売上最小化、利益最大化の法則─利益率29%経営の秘密
北の達人コーポレーション代表取締役社長の木下勝寿氏の著書「売上最小化、利益最大化の法則──利益率29%経営の秘密」を読みました。
木下さんは、リクルート勤務後の2000年から北海道の特産品の販売サイトを立ち上げるのですが、いろいろな苦労の末に、北海道の特産物だけでなく独自開発の化粧品なども取り扱うようになっていき、しっかり利益を確保しながらニッチトップ的な成功を積み重ねて、100億円規模の売上げで営業利益率29%という高利益率のビジネスに育て上げられたというお話でした。

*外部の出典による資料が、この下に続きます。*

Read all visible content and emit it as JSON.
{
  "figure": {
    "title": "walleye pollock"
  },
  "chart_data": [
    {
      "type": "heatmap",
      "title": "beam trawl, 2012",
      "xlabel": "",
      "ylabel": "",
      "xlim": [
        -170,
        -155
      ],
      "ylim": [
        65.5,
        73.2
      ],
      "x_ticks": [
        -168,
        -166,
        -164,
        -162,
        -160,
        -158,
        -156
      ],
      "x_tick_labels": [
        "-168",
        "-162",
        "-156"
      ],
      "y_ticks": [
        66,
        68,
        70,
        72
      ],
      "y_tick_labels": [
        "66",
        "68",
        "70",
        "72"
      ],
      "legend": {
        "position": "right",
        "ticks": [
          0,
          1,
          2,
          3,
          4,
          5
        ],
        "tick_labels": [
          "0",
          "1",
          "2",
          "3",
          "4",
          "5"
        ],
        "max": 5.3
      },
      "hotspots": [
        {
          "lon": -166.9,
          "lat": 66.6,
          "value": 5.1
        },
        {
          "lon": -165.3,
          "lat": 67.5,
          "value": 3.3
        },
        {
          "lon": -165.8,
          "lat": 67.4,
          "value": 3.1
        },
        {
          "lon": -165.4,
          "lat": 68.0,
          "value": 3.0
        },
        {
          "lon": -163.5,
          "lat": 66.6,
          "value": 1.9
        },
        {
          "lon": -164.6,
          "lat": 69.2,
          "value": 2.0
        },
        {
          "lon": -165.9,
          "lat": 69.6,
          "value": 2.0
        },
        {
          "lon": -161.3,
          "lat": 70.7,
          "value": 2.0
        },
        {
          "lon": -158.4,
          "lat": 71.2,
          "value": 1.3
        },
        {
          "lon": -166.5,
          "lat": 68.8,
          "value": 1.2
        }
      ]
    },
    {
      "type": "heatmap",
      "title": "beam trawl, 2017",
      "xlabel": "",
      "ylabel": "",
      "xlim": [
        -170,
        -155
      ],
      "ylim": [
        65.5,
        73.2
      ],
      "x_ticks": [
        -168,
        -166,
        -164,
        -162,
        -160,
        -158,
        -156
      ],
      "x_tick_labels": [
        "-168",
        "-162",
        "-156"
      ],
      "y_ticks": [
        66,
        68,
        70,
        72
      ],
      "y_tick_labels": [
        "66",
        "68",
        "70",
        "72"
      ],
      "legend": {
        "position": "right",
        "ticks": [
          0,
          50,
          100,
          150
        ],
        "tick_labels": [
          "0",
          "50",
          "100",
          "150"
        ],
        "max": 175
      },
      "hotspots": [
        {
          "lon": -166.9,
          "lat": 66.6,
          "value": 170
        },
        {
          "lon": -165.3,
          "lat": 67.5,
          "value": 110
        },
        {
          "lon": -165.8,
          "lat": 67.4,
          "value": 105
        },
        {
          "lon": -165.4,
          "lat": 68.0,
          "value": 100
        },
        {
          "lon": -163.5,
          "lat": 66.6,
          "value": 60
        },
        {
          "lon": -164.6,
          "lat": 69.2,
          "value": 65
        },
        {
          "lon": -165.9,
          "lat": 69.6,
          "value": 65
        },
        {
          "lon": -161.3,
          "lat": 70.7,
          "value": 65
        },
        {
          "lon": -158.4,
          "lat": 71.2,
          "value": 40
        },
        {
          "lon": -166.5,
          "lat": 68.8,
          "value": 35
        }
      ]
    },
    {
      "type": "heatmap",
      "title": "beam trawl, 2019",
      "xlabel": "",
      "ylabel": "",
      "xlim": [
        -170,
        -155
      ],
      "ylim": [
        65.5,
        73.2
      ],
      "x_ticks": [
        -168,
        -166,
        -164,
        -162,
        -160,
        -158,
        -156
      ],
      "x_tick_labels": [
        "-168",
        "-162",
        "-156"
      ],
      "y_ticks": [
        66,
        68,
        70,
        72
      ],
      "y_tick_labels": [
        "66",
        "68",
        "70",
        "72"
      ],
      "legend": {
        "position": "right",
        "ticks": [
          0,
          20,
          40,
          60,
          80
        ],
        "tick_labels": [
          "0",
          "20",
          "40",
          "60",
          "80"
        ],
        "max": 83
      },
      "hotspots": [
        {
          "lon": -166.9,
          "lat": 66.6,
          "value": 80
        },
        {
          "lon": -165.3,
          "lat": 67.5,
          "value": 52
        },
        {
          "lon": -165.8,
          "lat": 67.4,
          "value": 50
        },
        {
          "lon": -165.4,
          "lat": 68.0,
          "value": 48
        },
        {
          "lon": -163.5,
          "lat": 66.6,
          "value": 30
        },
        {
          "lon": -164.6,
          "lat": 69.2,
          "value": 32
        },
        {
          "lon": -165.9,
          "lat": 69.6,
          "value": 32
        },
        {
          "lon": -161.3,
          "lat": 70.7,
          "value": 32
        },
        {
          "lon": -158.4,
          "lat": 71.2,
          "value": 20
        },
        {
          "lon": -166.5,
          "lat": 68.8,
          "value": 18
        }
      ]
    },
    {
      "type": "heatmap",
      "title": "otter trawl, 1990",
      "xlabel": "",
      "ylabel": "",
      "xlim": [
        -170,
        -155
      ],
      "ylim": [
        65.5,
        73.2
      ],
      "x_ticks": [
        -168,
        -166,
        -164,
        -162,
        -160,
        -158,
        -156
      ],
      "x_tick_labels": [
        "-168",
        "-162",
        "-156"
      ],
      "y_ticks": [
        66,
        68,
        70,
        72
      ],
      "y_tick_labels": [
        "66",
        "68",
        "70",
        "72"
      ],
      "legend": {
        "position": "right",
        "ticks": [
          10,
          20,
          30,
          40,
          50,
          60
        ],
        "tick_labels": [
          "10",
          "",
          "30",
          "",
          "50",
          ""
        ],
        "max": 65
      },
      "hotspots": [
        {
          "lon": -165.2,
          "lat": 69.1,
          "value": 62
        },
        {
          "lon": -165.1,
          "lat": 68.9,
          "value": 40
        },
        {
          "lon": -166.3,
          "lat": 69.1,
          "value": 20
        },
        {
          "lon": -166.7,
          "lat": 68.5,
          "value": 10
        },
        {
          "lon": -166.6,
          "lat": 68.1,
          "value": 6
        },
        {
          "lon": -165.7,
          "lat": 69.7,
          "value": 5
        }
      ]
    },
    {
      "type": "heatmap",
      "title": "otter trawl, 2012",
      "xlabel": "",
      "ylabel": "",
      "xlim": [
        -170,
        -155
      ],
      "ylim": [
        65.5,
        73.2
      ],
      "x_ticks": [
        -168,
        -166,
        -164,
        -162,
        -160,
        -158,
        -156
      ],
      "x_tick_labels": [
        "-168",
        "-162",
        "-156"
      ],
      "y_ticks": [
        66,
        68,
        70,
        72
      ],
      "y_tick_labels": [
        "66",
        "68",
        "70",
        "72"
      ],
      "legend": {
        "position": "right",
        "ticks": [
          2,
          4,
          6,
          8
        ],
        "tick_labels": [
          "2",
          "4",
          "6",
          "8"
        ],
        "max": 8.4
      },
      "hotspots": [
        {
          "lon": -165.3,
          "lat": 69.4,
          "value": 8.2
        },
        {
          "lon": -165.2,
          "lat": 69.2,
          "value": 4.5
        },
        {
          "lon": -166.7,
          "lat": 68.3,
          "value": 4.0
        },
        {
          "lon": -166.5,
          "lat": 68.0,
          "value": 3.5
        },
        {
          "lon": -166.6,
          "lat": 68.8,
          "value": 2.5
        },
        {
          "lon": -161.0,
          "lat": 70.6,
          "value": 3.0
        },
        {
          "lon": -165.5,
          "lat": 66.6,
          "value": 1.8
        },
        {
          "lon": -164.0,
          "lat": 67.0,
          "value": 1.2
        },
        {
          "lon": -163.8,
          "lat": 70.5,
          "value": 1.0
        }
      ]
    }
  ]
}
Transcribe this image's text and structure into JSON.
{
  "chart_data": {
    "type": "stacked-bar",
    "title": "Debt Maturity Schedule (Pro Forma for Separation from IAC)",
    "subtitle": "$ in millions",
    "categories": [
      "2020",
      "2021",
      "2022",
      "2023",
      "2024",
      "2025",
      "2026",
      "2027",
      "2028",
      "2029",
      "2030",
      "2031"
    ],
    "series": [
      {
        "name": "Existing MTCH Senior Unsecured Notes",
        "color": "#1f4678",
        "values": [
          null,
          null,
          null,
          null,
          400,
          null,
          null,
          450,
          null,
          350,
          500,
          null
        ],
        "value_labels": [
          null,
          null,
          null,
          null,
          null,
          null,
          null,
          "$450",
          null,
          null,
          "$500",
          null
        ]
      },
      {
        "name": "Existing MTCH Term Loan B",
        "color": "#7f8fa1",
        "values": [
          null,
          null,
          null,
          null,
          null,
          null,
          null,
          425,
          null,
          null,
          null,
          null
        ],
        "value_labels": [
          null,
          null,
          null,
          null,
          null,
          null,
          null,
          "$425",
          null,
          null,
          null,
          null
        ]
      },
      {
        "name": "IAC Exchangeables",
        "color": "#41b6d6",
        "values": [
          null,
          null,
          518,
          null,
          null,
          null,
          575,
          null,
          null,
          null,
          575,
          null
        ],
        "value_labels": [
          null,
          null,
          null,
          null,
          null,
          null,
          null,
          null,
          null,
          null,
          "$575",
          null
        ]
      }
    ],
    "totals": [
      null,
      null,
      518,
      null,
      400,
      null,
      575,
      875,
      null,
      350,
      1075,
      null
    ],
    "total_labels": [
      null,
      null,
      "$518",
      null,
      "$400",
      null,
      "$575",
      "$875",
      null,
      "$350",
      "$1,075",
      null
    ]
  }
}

正直に言うと、話にでてくる個々の要素は当たり前的な内容も多いのですが、その当たり前を全てきっちりこなしているところが素晴らしいのだと思います。
差別的な見かたになるかもしれませんが、北海道の海産物のようなそれだけで付加価値の高い商品を取り扱っている商店であれば、その商品価値だけでビジネスが成立してしまうがゆえに、経営的な厳しさや理論的な思考を持たずどんぶり勘定でも何とかなるような思考になりやすいのではないかと思うのですが、木下さんはそのような環境でも経営者としてやるべきことを適切に積み重ねることで会社として大きな利益を得て、ステークホルダーにもしっかり利益を分配することを志向しており、人格としても素晴らしいと感じました。
ただ、タイトルについて1点だけ言うならば、「売上最小化」というフレーズについては、最小化するというよりは売上拡大は追わないというだけの意味合いだと思うので読まれる場合には期待されないのがよいかなと思います。
総じていえば、上記①~⑤の経営のポイントについて実例を交えて解説されており、会社の利益率を上げることを考えるうえでコンパクトにまとまったよい経営指南書だったと思います。
以上です。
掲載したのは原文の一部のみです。